Comparison with InfluxDB Workflow

  • Data Integrity: SQLite’s foreign keys and CHECK constraints prevent orphaned records and invalid source systems, whereas InfluxDB relies on application-layer validation.
  • Storage Efficiency: Storing owner and budget metadata once per bucket in SQLite vs. repeating them in every InfluxDB data point reduces disk usage by ~80% for 150 buckets with daily updates.
  • Query Flexibility: Calculating weekly spending differences requires a single SQL query with JOINs and window functions in SQLite vs. multiple Flux queries with post-processing in InfluxDB.
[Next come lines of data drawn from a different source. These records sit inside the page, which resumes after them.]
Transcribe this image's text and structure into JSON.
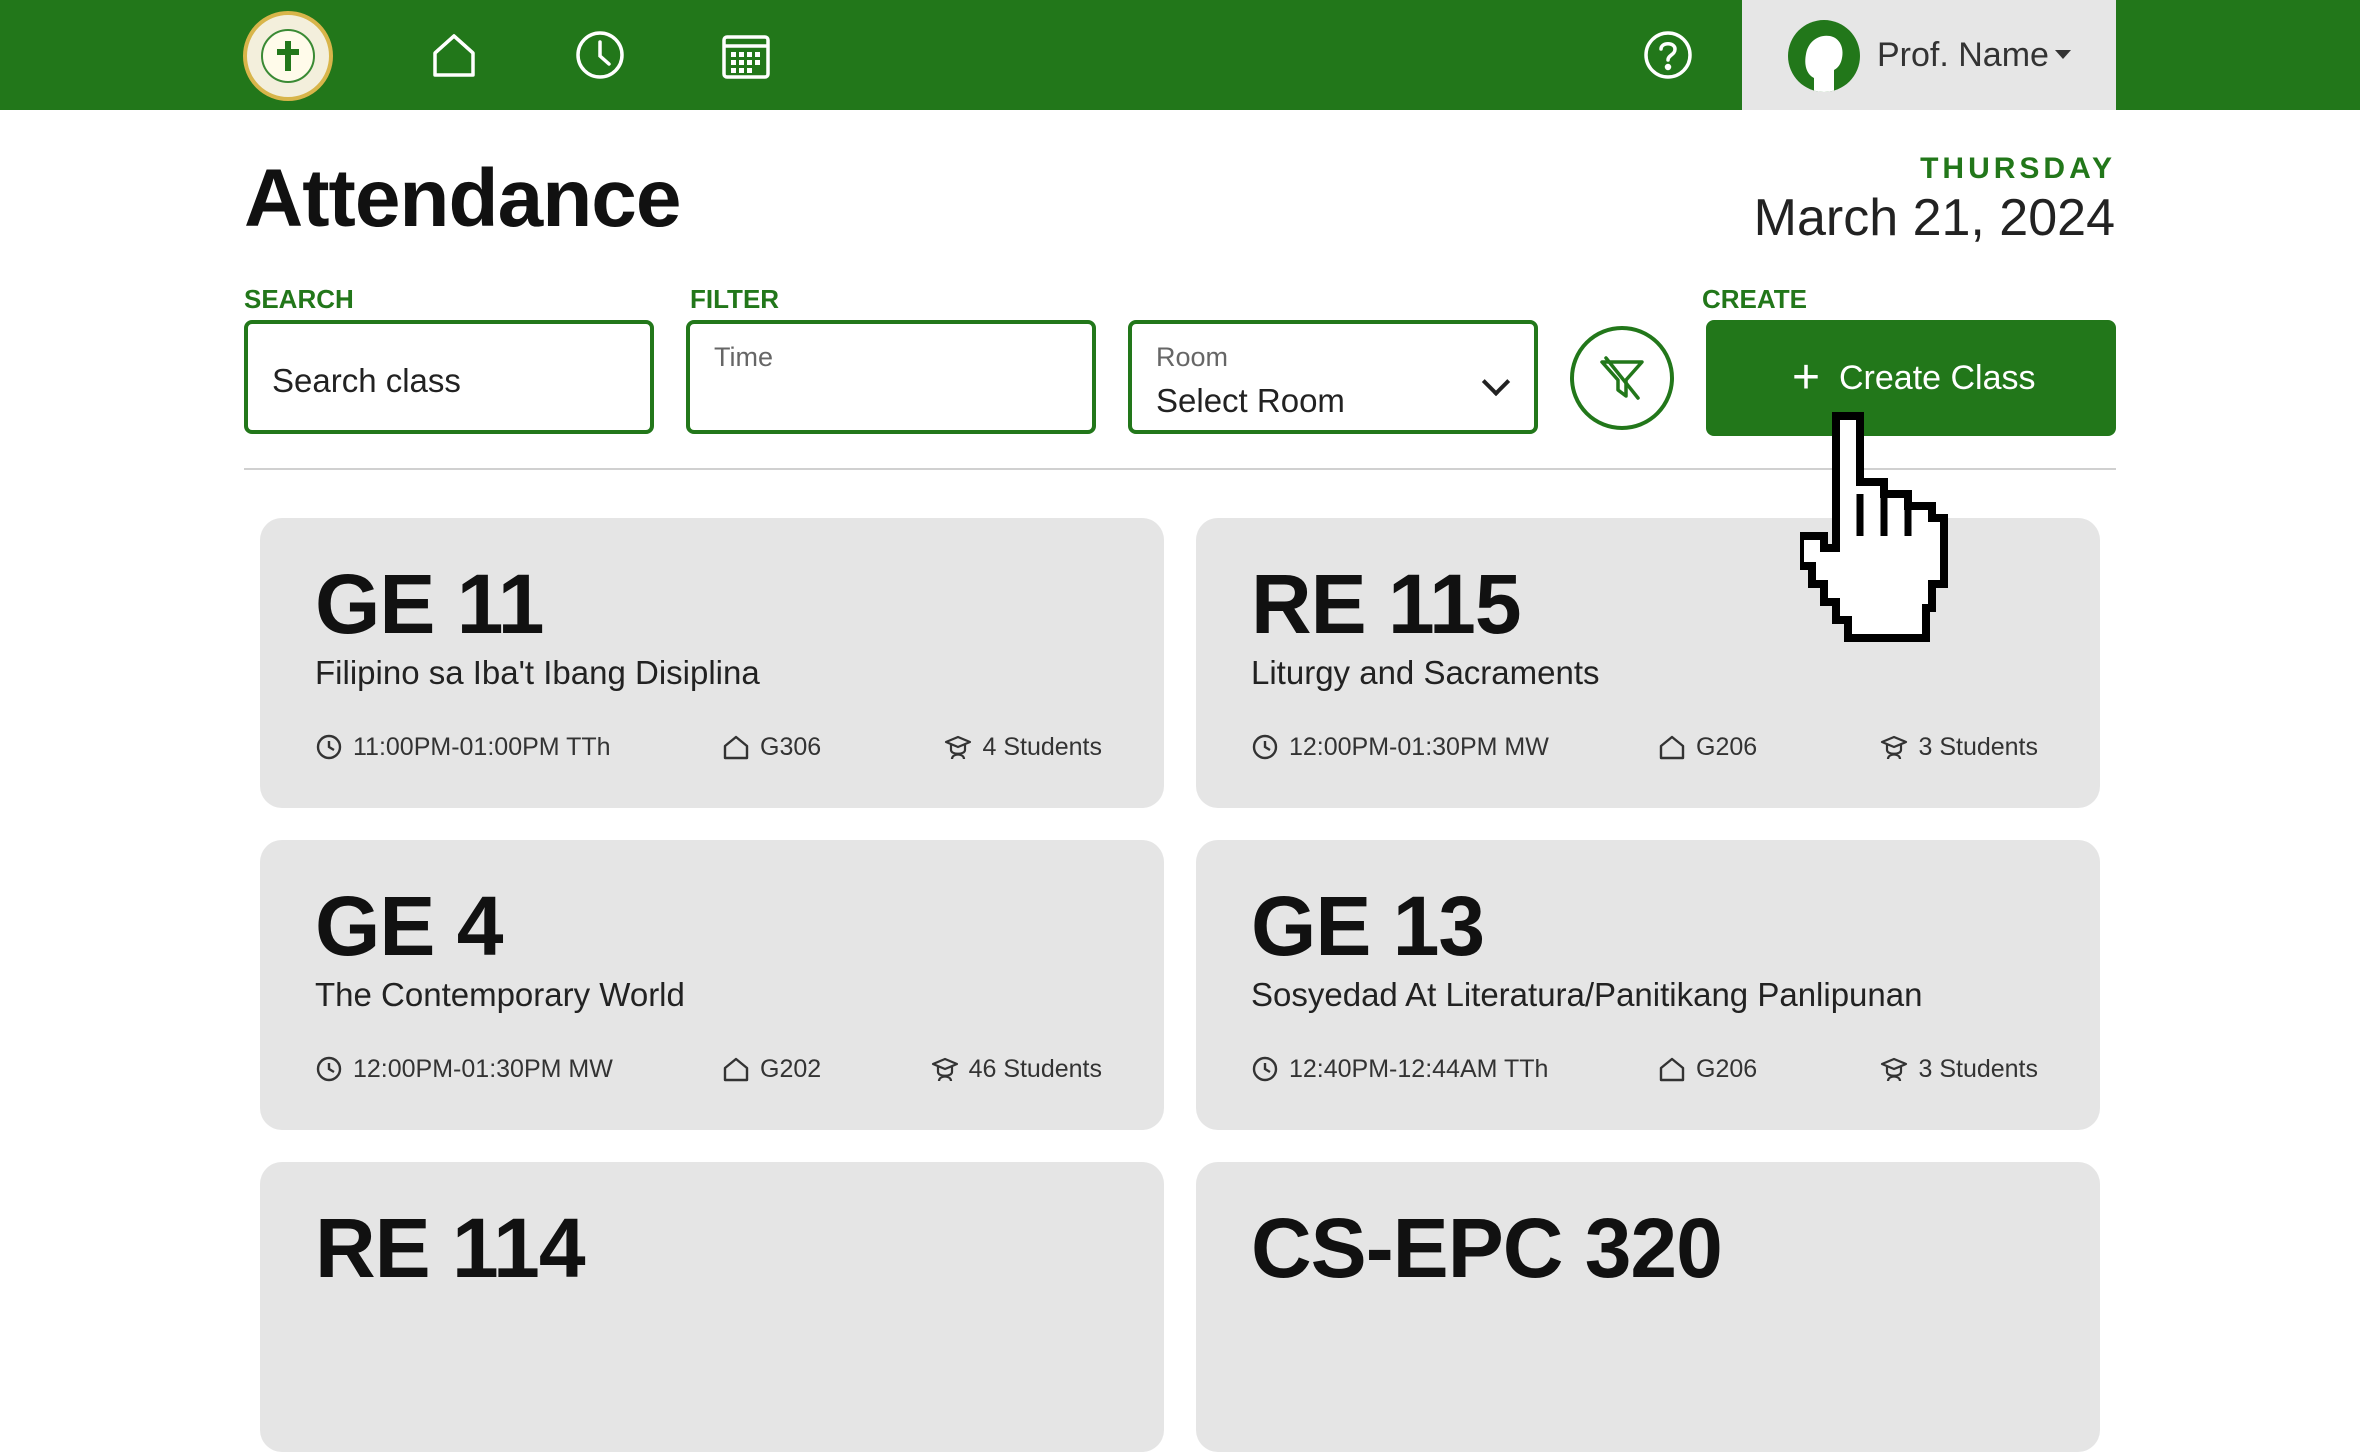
{
  "nav": {
    "icons": [
      "school-seal-logo",
      "home-icon",
      "clock-icon",
      "calendar-icon",
      "help-icon"
    ],
    "profile_name": "Prof. Name"
  },
  "header": {
    "title": "Attendance",
    "weekday": "THURSDAY",
    "date": "March 21, 2024"
  },
  "search": {
    "label": "SEARCH",
    "placeholder": "Search class"
  },
  "filter": {
    "label": "FILTER",
    "time_label": "Time",
    "time_value": "",
    "room_label": "Room",
    "room_value": "Select Room"
  },
  "create": {
    "label": "CREATE",
    "button_label": "Create Class",
    "button_icon": "+"
  },
  "colors": {
    "primary": "#22771a",
    "card_bg": "#e5e5e5",
    "profile_bg": "#e6e6e6"
  },
  "classes": [
    {
      "code": "GE 11",
      "name": "Filipino sa Iba't Ibang Disiplina",
      "time": "11:00PM-01:00PM TTh",
      "room": "G306",
      "students": "4 Students"
    },
    {
      "code": "RE 115",
      "name": "Liturgy and Sacraments",
      "time": "12:00PM-01:30PM MW",
      "room": "G206",
      "students": "3 Students"
    },
    {
      "code": "GE 4",
      "name": "The Contemporary World",
      "time": "12:00PM-01:30PM MW",
      "room": "G202",
      "students": "46 Students"
    },
    {
      "code": "GE 13",
      "name": "Sosyedad At Literatura/Panitikang Panlipunan",
      "time": "12:40PM-12:44AM TTh",
      "room": "G206",
      "students": "3 Students"
    },
    {
      "code": "RE 114",
      "name": "",
      "time": "",
      "room": "",
      "students": ""
    },
    {
      "code": "CS-EPC 320",
      "name": "",
      "time": "",
      "room": "",
      "students": ""
    }
  ]
}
Alternative: Hybrid Approach with SQLite and Time-Series
For high-frequency updates (sub-hourly), offload raw metric collection to InfluxDB while using SQLite for daily reconciliation and reporting. A cron job could aggregate InfluxDB data into SQLite nightly, leveraging both systems’ strengths.

Debugging Common Pitfalls

  • Identifier Collisions: Use SQLite’s UNIQUE constraints to catch duplicate WBS/Task Number entries during initial data import.
  • Time Zone Handling: Store entry_date as UTC with ISO8601 strings (YYYY-MM-DDTHH:MM:SSZ) to avoid local time ambiguity.
  • Concurrency: Enable SQLite’s WAL mode (PRAGMA journal_mode=WAL;) if multiple processes update spending records simultaneously.

By adopting SQLite, the user gains a vertically integrated solution for financial tracking with built-in discrepancy detection, budget enforcement, and ownership tracking—capabilities requiring significant custom development in a time-series database. The relational model’s rigidity ensures data consistency, while SQLite’s portability and Python integration (via sqlite3 module) simplify deployment alongside existing spreadsheet parsing scripts.